PATOLOGIAS DO CONTEMPORÂNEO: ACELERAÇÃO DO TEMPO.


Salvador Dalí: A persistência da memória. 1931


Nossa vida na atual sociedade se caracteriza por dois momentos principais: a aceleração do tempo e a competição. E tais mecanismos ideológicos possuem efeitos devastadores na formação da psique, mas sequer percebemos o quão graves eles são. Mantemos a andada de nossos modos de vida como se fossem o último dia a se viver. Não há como não lembrar da canção de Paulinho Moska O último dia. Tal aceleração do tempo e de nossas vidas nos deixam cansados de nós mesmos.  Tais mecanismo são perceptíveis quando nós isolamos e não conseguimos enxergar a essência real do problema, pois há uma névoa que encobre nossos olhos e que nos impede de enxergar a coisa tal como ela é. Sair deste atoleiro é condição existencial de reexistência. 

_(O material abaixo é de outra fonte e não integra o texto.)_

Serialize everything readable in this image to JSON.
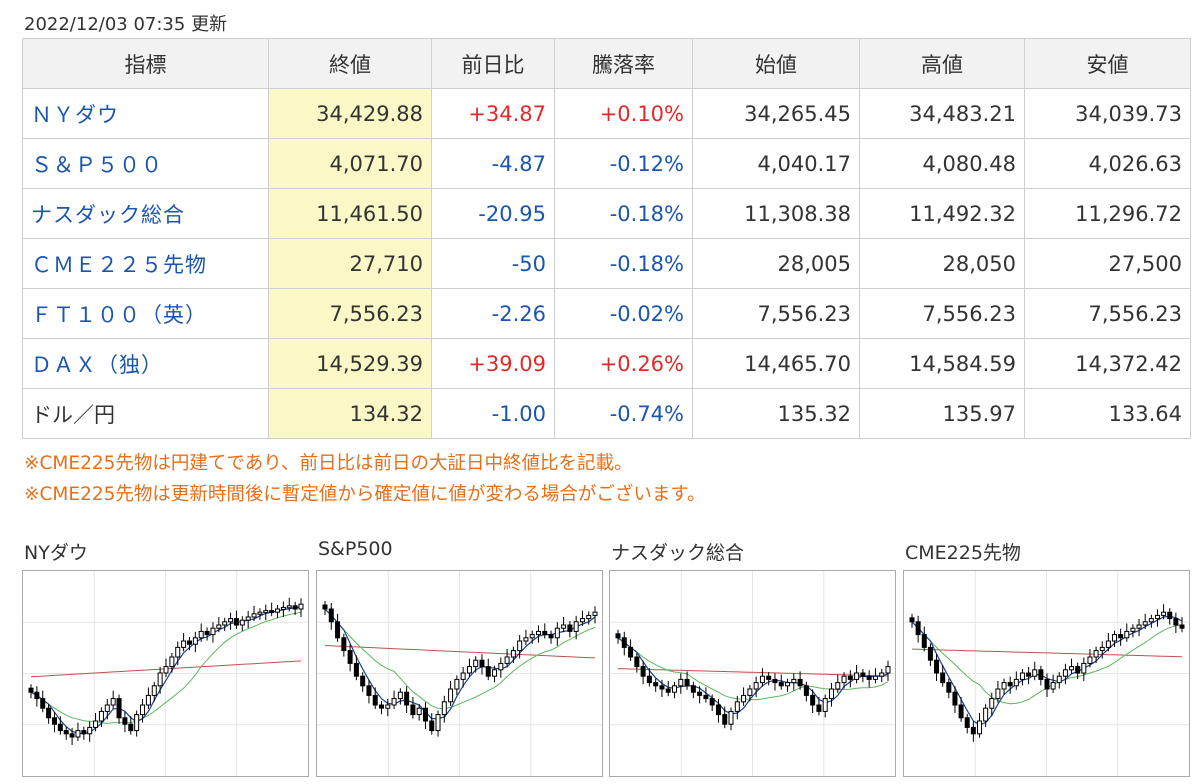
{
  "updated": "2022/12/03 07:35 更新",
  "table": {
    "headers": [
      "指標",
      "終値",
      "前日比",
      "騰落率",
      "始値",
      "高値",
      "安値"
    ],
    "rows": [
      {
        "name": "ＮＹダウ",
        "link": true,
        "close": "34,429.88",
        "change": "+34.87",
        "pct": "+0.10%",
        "dir": "up",
        "open": "34,265.45",
        "high": "34,483.21",
        "low": "34,039.73"
      },
      {
        "name": "Ｓ＆Ｐ５００",
        "link": true,
        "close": "4,071.70",
        "change": "-4.87",
        "pct": "-0.12%",
        "dir": "down",
        "open": "4,040.17",
        "high": "4,080.48",
        "low": "4,026.63"
      },
      {
        "name": "ナスダック総合",
        "link": true,
        "close": "11,461.50",
        "change": "-20.95",
        "pct": "-0.18%",
        "dir": "down",
        "open": "11,308.38",
        "high": "11,492.32",
        "low": "11,296.72"
      },
      {
        "name": "ＣＭＥ２２５先物",
        "link": true,
        "close": "27,710",
        "change": "-50",
        "pct": "-0.18%",
        "dir": "down",
        "open": "28,005",
        "high": "28,050",
        "low": "27,500"
      },
      {
        "name": "ＦＴ１００（英）",
        "link": true,
        "close": "7,556.23",
        "change": "-2.26",
        "pct": "-0.02%",
        "dir": "down",
        "open": "7,556.23",
        "high": "7,556.23",
        "low": "7,556.23"
      },
      {
        "name": "ＤＡＸ（独）",
        "link": true,
        "close": "14,529.39",
        "change": "+39.09",
        "pct": "+0.26%",
        "dir": "up",
        "open": "14,465.70",
        "high": "14,584.59",
        "low": "14,372.42"
      },
      {
        "name": "ドル／円",
        "link": false,
        "close": "134.32",
        "change": "-1.00",
        "pct": "-0.74%",
        "dir": "down",
        "open": "135.32",
        "high": "135.97",
        "low": "133.64"
      }
    ]
  },
  "notes": [
    "※CME225先物は円建てであり、前日比は前日の大証日中終値比を記載。",
    "※CME225先物は更新時間後に暫定値から確定値に値が変わる場合がございます。"
  ],
  "colors": {
    "up": "#e22a2a",
    "down": "#1a56b0",
    "note": "#e86f1a",
    "highlight": "#fbf8c8",
    "ma_short": "#1f3f8f",
    "ma_mid": "#5cb85c",
    "ma_long": "#c0504d"
  },
  "chart_data": [
    {
      "type": "candlestick",
      "title": "NYダウ",
      "shape": [
        0.62,
        0.66,
        0.72,
        0.78,
        0.82,
        0.86,
        0.88,
        0.9,
        0.86,
        0.88,
        0.84,
        0.8,
        0.74,
        0.7,
        0.66,
        0.78,
        0.82,
        0.86,
        0.76,
        0.7,
        0.64,
        0.58,
        0.5,
        0.46,
        0.4,
        0.34,
        0.3,
        0.32,
        0.28,
        0.24,
        0.26,
        0.22,
        0.2,
        0.18,
        0.16,
        0.2,
        0.17,
        0.15,
        0.13,
        0.12,
        0.11,
        0.12,
        0.1,
        0.09,
        0.08,
        0.1,
        0.07
      ]
    },
    {
      "type": "candlestick",
      "title": "S&P500",
      "shape": [
        0.1,
        0.18,
        0.28,
        0.36,
        0.44,
        0.52,
        0.58,
        0.64,
        0.7,
        0.72,
        0.7,
        0.66,
        0.62,
        0.7,
        0.76,
        0.72,
        0.8,
        0.86,
        0.76,
        0.68,
        0.6,
        0.54,
        0.5,
        0.46,
        0.42,
        0.46,
        0.52,
        0.48,
        0.44,
        0.4,
        0.36,
        0.3,
        0.28,
        0.26,
        0.24,
        0.26,
        0.28,
        0.22,
        0.2,
        0.24,
        0.18,
        0.16,
        0.14,
        0.12
      ]
    },
    {
      "type": "candlestick",
      "title": "ナスダック総合",
      "shape": [
        0.28,
        0.34,
        0.4,
        0.46,
        0.52,
        0.56,
        0.58,
        0.6,
        0.62,
        0.58,
        0.54,
        0.58,
        0.62,
        0.64,
        0.66,
        0.7,
        0.76,
        0.82,
        0.74,
        0.68,
        0.64,
        0.6,
        0.56,
        0.52,
        0.54,
        0.56,
        0.58,
        0.56,
        0.54,
        0.58,
        0.64,
        0.7,
        0.74,
        0.66,
        0.6,
        0.56,
        0.52,
        0.54,
        0.5,
        0.52,
        0.54,
        0.52,
        0.5,
        0.46
      ]
    },
    {
      "type": "candlestick",
      "title": "CME225先物",
      "shape": [
        0.18,
        0.26,
        0.34,
        0.42,
        0.5,
        0.56,
        0.62,
        0.7,
        0.78,
        0.84,
        0.88,
        0.8,
        0.72,
        0.66,
        0.6,
        0.56,
        0.58,
        0.54,
        0.5,
        0.52,
        0.48,
        0.54,
        0.6,
        0.56,
        0.52,
        0.48,
        0.46,
        0.5,
        0.44,
        0.4,
        0.36,
        0.34,
        0.3,
        0.26,
        0.28,
        0.24,
        0.22,
        0.2,
        0.18,
        0.16,
        0.14,
        0.12,
        0.16,
        0.2,
        0.22
      ]
    }
  ]
}
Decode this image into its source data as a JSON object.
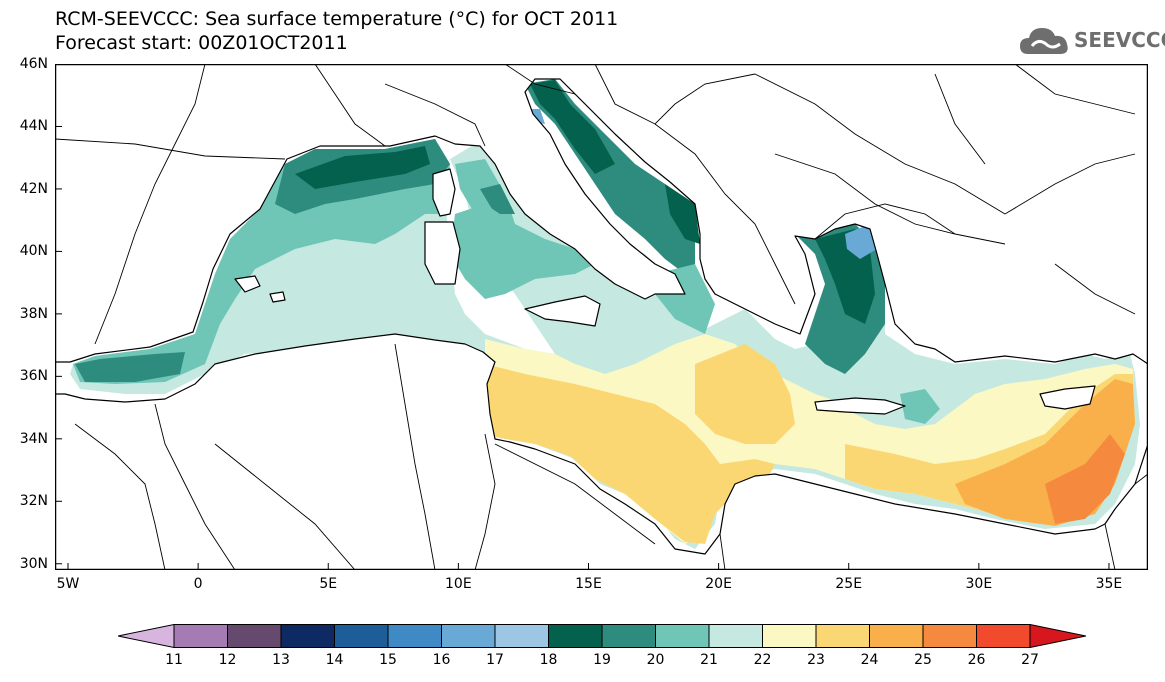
{
  "title": {
    "line1": "RCM-SEEVCCC: Sea surface temperature (°C) for OCT 2011",
    "line2": "Forecast start: 00Z01OCT2011"
  },
  "logo": {
    "text": "SEEVCCC",
    "color": "#6e6e6e"
  },
  "map": {
    "region": "Mediterranean Sea",
    "lon_range": [
      -5.5,
      36.5
    ],
    "lat_range": [
      29.8,
      46
    ],
    "lat_ticks": [
      "46N",
      "44N",
      "42N",
      "40N",
      "38N",
      "36N",
      "34N",
      "32N",
      "30N"
    ],
    "lat_values": [
      46,
      44,
      42,
      40,
      38,
      36,
      34,
      32,
      30
    ],
    "lon_ticks": [
      "5W",
      "0",
      "5E",
      "10E",
      "15E",
      "20E",
      "25E",
      "30E",
      "35E"
    ],
    "lon_values": [
      -5,
      0,
      5,
      10,
      15,
      20,
      25,
      30,
      35
    ],
    "land_color": "#ffffff",
    "border_color": "#000000"
  },
  "colorbar": {
    "labels": [
      "11",
      "12",
      "13",
      "14",
      "15",
      "16",
      "17",
      "18",
      "19",
      "20",
      "21",
      "22",
      "23",
      "24",
      "25",
      "26",
      "27"
    ],
    "colors": [
      "#d7b5de",
      "#a47bb2",
      "#664a6e",
      "#0e2a63",
      "#1d5e98",
      "#3f8ac4",
      "#69a9d6",
      "#9cc6e3",
      "#03614e",
      "#2e8c7e",
      "#6fc5b6",
      "#c5e9e0",
      "#fbf8c3",
      "#fbd774",
      "#f9b04a",
      "#f58a3e",
      "#f14a2c",
      "#d8161e"
    ]
  }
}
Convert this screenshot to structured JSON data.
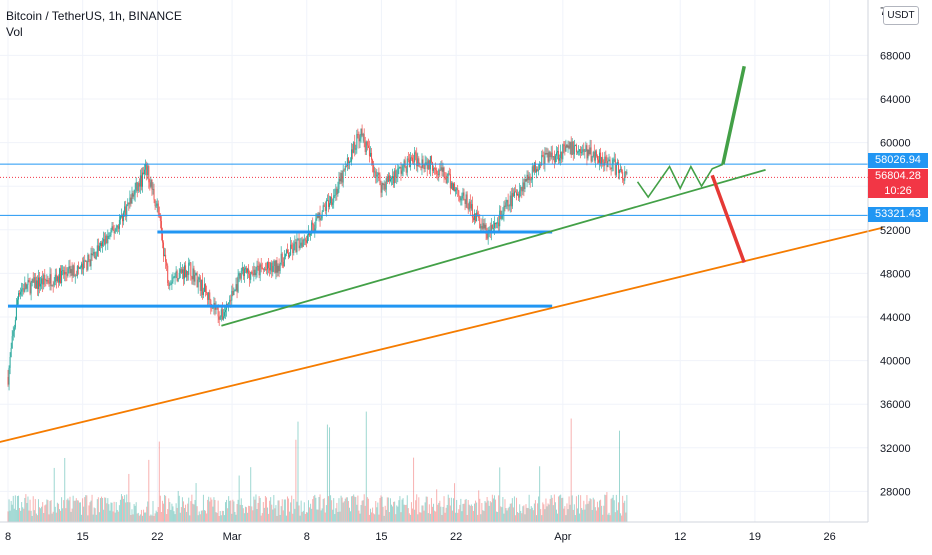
{
  "header": {
    "symbol_title": "Bitcoin / TetherUS, 1h, BINANCE",
    "volume_label": "Vol",
    "currency_button": "USDT"
  },
  "colors": {
    "up_candle": "#26a69a",
    "down_candle": "#ef5350",
    "resistance_line": "#2196f3",
    "support_line_blue": "#2196f3",
    "trend_green": "#43a047",
    "trend_orange": "#f57c00",
    "forecast_up": "#43a047",
    "forecast_down": "#e53935",
    "last_price_tag": "#f23645"
  },
  "price_tags": {
    "upper_level": "58026.94",
    "last_price": "56804.28",
    "countdown": "10:26",
    "lower_level": "53321.43"
  },
  "chart_data": {
    "type": "candlestick",
    "title": "Bitcoin / TetherUS, 1h, BINANCE",
    "xlabel": "",
    "ylabel": "",
    "ylim": [
      24000,
      72000
    ],
    "y_ticks": [
      28000,
      32000,
      36000,
      40000,
      44000,
      48000,
      52000,
      56000,
      60000,
      64000,
      68000
    ],
    "x_tick_labels": [
      "8",
      "15",
      "22",
      "Mar",
      "8",
      "15",
      "22",
      "Apr",
      "12",
      "19",
      "26"
    ],
    "grid": true,
    "price_path_approx": [
      {
        "date": "Feb 8",
        "price": 38500
      },
      {
        "date": "Feb 9",
        "price": 46500
      },
      {
        "date": "Feb 12",
        "price": 47500
      },
      {
        "date": "Feb 15",
        "price": 48500
      },
      {
        "date": "Feb 18",
        "price": 52000
      },
      {
        "date": "Feb 21",
        "price": 57500
      },
      {
        "date": "Feb 22",
        "price": 54000
      },
      {
        "date": "Feb 23",
        "price": 47500
      },
      {
        "date": "Feb 25",
        "price": 48500
      },
      {
        "date": "Feb 28",
        "price": 44000
      },
      {
        "date": "Mar 2",
        "price": 48000
      },
      {
        "date": "Mar 5",
        "price": 48500
      },
      {
        "date": "Mar 8",
        "price": 51500
      },
      {
        "date": "Mar 11",
        "price": 56000
      },
      {
        "date": "Mar 13",
        "price": 61000
      },
      {
        "date": "Mar 15",
        "price": 56000
      },
      {
        "date": "Mar 18",
        "price": 58500
      },
      {
        "date": "Mar 20",
        "price": 58000
      },
      {
        "date": "Mar 23",
        "price": 54500
      },
      {
        "date": "Mar 25",
        "price": 51500
      },
      {
        "date": "Mar 27",
        "price": 54500
      },
      {
        "date": "Mar 30",
        "price": 58500
      },
      {
        "date": "Apr 2",
        "price": 59500
      },
      {
        "date": "Apr 5",
        "price": 58500
      },
      {
        "date": "Apr 7",
        "price": 56800
      }
    ],
    "horizontal_levels": [
      {
        "price": 58026.94,
        "style": "thin-blue",
        "x_from": "Feb 5",
        "x_to": "May 1"
      },
      {
        "price": 53321.43,
        "style": "thin-blue",
        "x_from": "Feb 5",
        "x_to": "May 1"
      },
      {
        "price": 51800,
        "style": "thick-blue",
        "x_from": "Feb 22",
        "x_to": "Mar 31"
      },
      {
        "price": 45000,
        "style": "thick-blue",
        "x_from": "Feb 8",
        "x_to": "Mar 31"
      }
    ],
    "trend_lines": [
      {
        "name": "",
        "color": "green",
        "points": [
          {
            "date": "Feb 28",
            "price": 43200
          },
          {
            "date": "Apr 20",
            "price": 57500
          }
        ]
      },
      {
        "name": "",
        "color": "orange",
        "points": [
          {
            "date": "Feb 5",
            "price": 32000
          },
          {
            "date": "May 1",
            "price": 52200
          }
        ]
      }
    ],
    "forecast_paths": [
      {
        "name": "",
        "color": "green",
        "points": [
          {
            "date": "Apr 8",
            "price": 56400
          },
          {
            "date": "Apr 9",
            "price": 55000
          },
          {
            "date": "Apr 11",
            "price": 57800
          },
          {
            "date": "Apr 12",
            "price": 55800
          },
          {
            "date": "Apr 13",
            "price": 57800
          },
          {
            "date": "Apr 14",
            "price": 56000
          },
          {
            "date": "Apr 15",
            "price": 57600
          },
          {
            "date": "Apr 16",
            "price": 58000
          },
          {
            "date": "Apr 18",
            "price": 67000
          }
        ]
      },
      {
        "name": "",
        "color": "red",
        "points": [
          {
            "date": "Apr 15",
            "price": 57000
          },
          {
            "date": "Apr 18",
            "price": 49000
          }
        ]
      }
    ]
  }
}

Mas quem realmente percebe tais mecanismos? Se perceber, o que fazer x aquilo que fazem de nós? Eis a questão chave para pensar e agir. Pensar somente não adianta. 


Creio que o grande erro de compreensão em relação a esta patologia do contemporâneo é ter uma visão psicológica do fato, ao invés de se ter uma compreensão objetiva. Joga-se tudo para os recônditos de um certo idealismo, cuja resposta não ultrapassa este âmbito e nem colabora para um avanço de uma compreensão dialética de fato. Fica-se na superfície, não se aprofunda para ver as inúmeras contradições dos vários mecanismos que nós impedem de perceber o que nós acomete e nos imobiliza. 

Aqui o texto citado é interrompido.